张贺一口血吐出来,彻底沉入了无意识的昏芒中。他隐约听到有人在耳畔低声哭泣,轻唤着自己的名字,再度睁开眼的时候,发现自己并非躺在仅仅铺了一层干草的冰冷石板上,而是躺在柔软华丽的床铺上,自己的弟弟张安世跪坐在榻边,双眼通红。
原来自己已经被接回张府了吗?
“大兄你总算醒了,你知不知道你已经昏迷了三天三夜。”张安世低语道,“父亲去世后,你我兄弟相依为命,你怎么能先行离我而去?”
“卫伉去了,当年在太子府一起相依相伴的友人们都折在了巫蛊之祸,如今太子也去了,我活着又有什么意思?”张贺摸了一把冰冷的脸,却发现自己声音嘶哑,连眼泪也早已哭干了。
张安世压低声音对张贺说:“太子尚有一遗孙,小名病已,就藏匿在穷治巫蛊的诏狱之中,由狱令丙吉照看。”

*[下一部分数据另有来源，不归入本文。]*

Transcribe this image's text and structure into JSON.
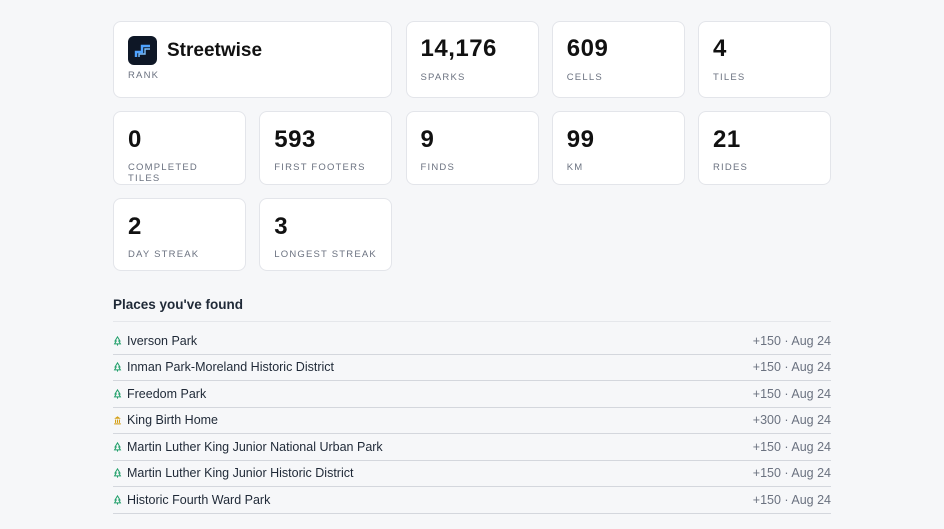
{
  "rank": {
    "name": "Streetwise",
    "label": "RANK",
    "icon": "streetwise-badge-icon"
  },
  "stats_row1": [
    {
      "value": "14,176",
      "label": "SPARKS"
    },
    {
      "value": "609",
      "label": "CELLS"
    },
    {
      "value": "4",
      "label": "TILES"
    }
  ],
  "stats_row2": [
    {
      "value": "0",
      "label": "COMPLETED TILES"
    },
    {
      "value": "593",
      "label": "FIRST FOOTERS"
    },
    {
      "value": "9",
      "label": "FINDS"
    },
    {
      "value": "99",
      "label": "KM"
    },
    {
      "value": "21",
      "label": "RIDES"
    }
  ],
  "stats_row3": [
    {
      "value": "2",
      "label": "DAY STREAK"
    },
    {
      "value": "3",
      "label": "LONGEST STREAK"
    }
  ],
  "places": {
    "title": "Places you've found",
    "items": [
      {
        "name": "Iverson Park",
        "meta": "+150 · Aug 24",
        "icon": "tree-icon"
      },
      {
        "name": "Inman Park-Moreland Historic District",
        "meta": "+150 · Aug 24",
        "icon": "tree-icon"
      },
      {
        "name": "Freedom Park",
        "meta": "+150 · Aug 24",
        "icon": "tree-icon"
      },
      {
        "name": "King Birth Home",
        "meta": "+300 · Aug 24",
        "icon": "landmark-icon"
      },
      {
        "name": "Martin Luther King Junior National Urban Park",
        "meta": "+150 · Aug 24",
        "icon": "tree-icon"
      },
      {
        "name": "Martin Luther King Junior Historic District",
        "meta": "+150 · Aug 24",
        "icon": "tree-icon"
      },
      {
        "name": "Historic Fourth Ward Park",
        "meta": "+150 · Aug 24",
        "icon": "tree-icon"
      }
    ]
  },
  "colors": {
    "tree": "#22a06b",
    "landmark": "#d4a017",
    "logo_bg": "#0e1726",
    "logo_fg": "#4fa3ff"
  }
}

张贺的眼睛里重又复苏出光,刘病已,他记得这个名字,太子第一个孙子,当足月的时候他还和太子一起去看视过,长得白白胖胖,当时都说他有福相。
“我要去看看他。”张贺握住了张安世的手。
“大兄你现在身体虚弱,还需要将养几日。”张安世劝道,“太子自杀,天子震怒,正在追究幕后制造巫蛊之人,那些没有帮太子的人也一并被迁怒,连任安都被腰斩。你现在身份特殊,我想今上一时不会乐意见到你的,大兄还是暂且避开风头吧。”